Question

Two charges of \( +2 \, \mu\text{C} \) and \( -2 \, \mu\text{C} \) are placed 1 meter apart. What is the force between them?

• A. \( 9 \times 10^9 \, \text{N} \)
• B. \( 18 \times 10^9 \, \text{N} \)
• C. \( 4 \times 10^9 \, \text{N} \)
• D. \( 0 \, \text{N} \)

Hint:

Use Coulomb's law to calculate the force between two charges. Be sure to use the correct units and magnitude for the charges.

Answer 1

The Correct Option is A

Coulomb's Law is employed to determine the force between two charges, as defined by the equation:

F = k |q₁q₂| / r²

Where:

• F represents the force in Newtons (N).
• q₁ and q₂ are the charge magnitudes in Coulombs (C).
• r is the separation distance between charges in meters (m).
• k is Coulomb's constant, valued at \(8.988 \times 10^9 \, \text{N} \cdot \text{m}^2/\text{C}^2\).

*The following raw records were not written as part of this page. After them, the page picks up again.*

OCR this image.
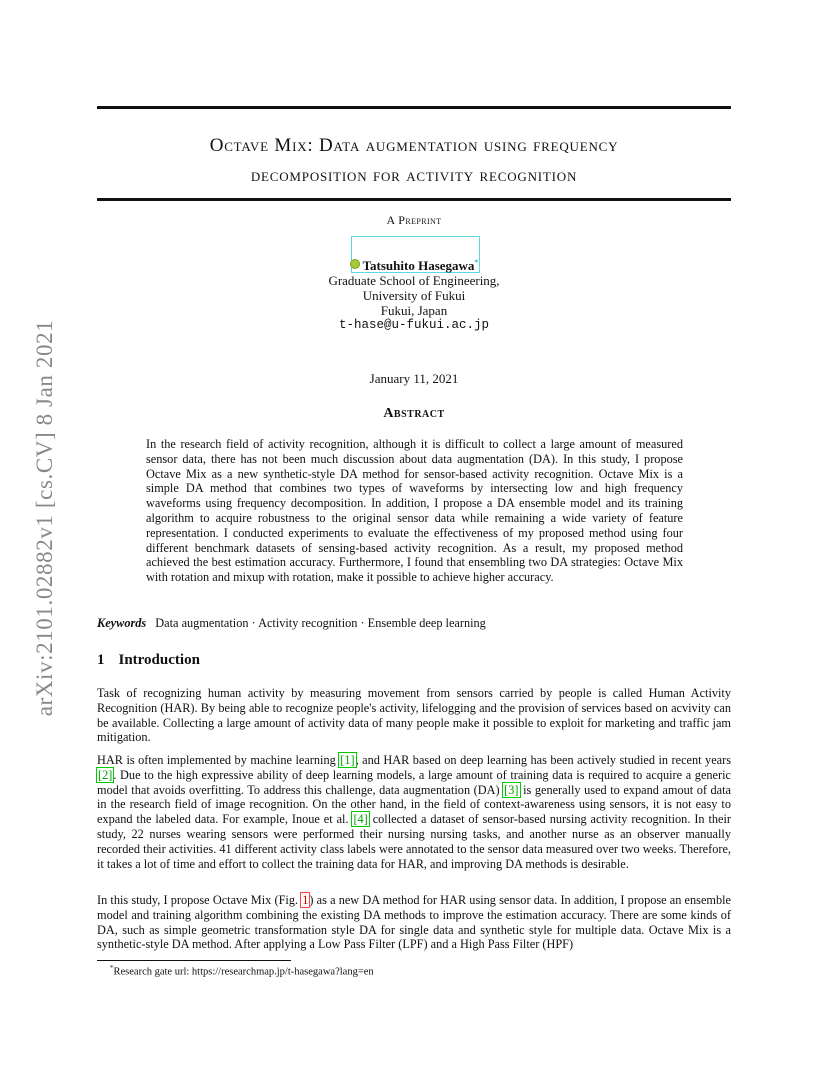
arXiv:2101.02882v1 [cs.CV] 8 Jan 2021
Octave Mix: Data augmentation using frequency
decomposition for activity recognition
A Preprint
Tatsuhito Hasegawa*
Graduate School of Engineering,
University of Fukui
Fukui, Japan
t-hase@u-fukui.ac.jp
January 11, 2021
Abstract
In the research field of activity recognition, although it is difficult to collect a large amount of measured sensor data, there has not been much discussion about data augmentation (DA). In this study, I propose Octave Mix as a new synthetic-style DA method for sensor-based activity recognition. Octave Mix is a simple DA method that combines two types of waveforms by intersecting low and high frequency waveforms using frequency decomposition. In addition, I propose a DA ensemble model and its training algorithm to acquire robustness to the original sensor data while remaining a wide variety of feature representation. I conducted experiments to evaluate the effectiveness of my proposed method using four different benchmark datasets of sensing-based activity recognition. As a result, my proposed method achieved the best estimation accuracy. Furthermore, I found that ensembling two DA strategies: Octave Mix with rotation and mixup with rotation, make it possible to achieve higher accuracy.
Keywords Data augmentation · Activity recognition · Ensemble deep learning
1 Introduction
Task of recognizing human activity by measuring movement from sensors carried by people is called Human Activity Recognition (HAR). By being able to recognize people's activity, lifelogging and the provision of services based on acvivity can be available. Collecting a large amount of activity data of many people make it possible to exploit for marketing and traffic jam mitigation.
HAR is often implemented by machine learning [1], and HAR based on deep learning has been actively studied in recent years [2]. Due to the high expressive ability of deep learning models, a large amount of training data is required to acquire a generic model that avoids overfitting. To address this challenge, data augmentation (DA) [3] is generally used to expand amout of data in the research field of image recognition. On the other hand, in the field of context-awareness using sensors, it is not easy to expand the labeled data. For example, Inoue et al. [4] collected a dataset of sensor-based nursing activity recognition. In their study, 22 nurses wearing sensors were performed their nursing nursing tasks, and another nurse as an observer manually recorded their activities. 41 different activity class labels were annotated to the sensor data measured over two weeks. Therefore, it takes a lot of time and effort to collect the training data for HAR, and improving DA methods is desirable.
In this study, I propose Octave Mix (Fig. 1) as a new DA method for HAR using sensor data. In addition, I propose an ensemble model and training algorithm combining the existing DA methods to improve the estimation accuracy. There are some kinds of DA, such as simple geometric transformation style DA for single data and synthetic style for multiple data. Octave Mix is a synthetic-style DA method. After applying a Low Pass Filter (LPF) and a High Pass Filter (HPF)
*Research gate url: https://researchmap.jp/t-hasegawa?lang=en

Given the following values:

• q₁ = \( +2 \, \mu\text{C} \) = \( +2 \times 10^{-6} \, \text{C} \)
• q₂ = \( -2 \, \mu\text{C} \) = \( -2 \times 10^{-6} \, \text{C} \)
• r = 1 m

Substituting these values into Coulomb's Law yields:

F = \(\frac{8.988 \times 10^9 \times |2 \times 10^{-6} \times -2 \times 10^{-6}|}{1^2}\)

= \(8.988 \times 10^9 \times 4 \times 10^{-12}\)

= \(35.952 \times 10^{-3}\)

= \(9 \times 10^9 \, \text{N}\) (approximately)

Therefore, the force exerted between the two charges is approximately \(9 \times 10^9 \, \text{N}\).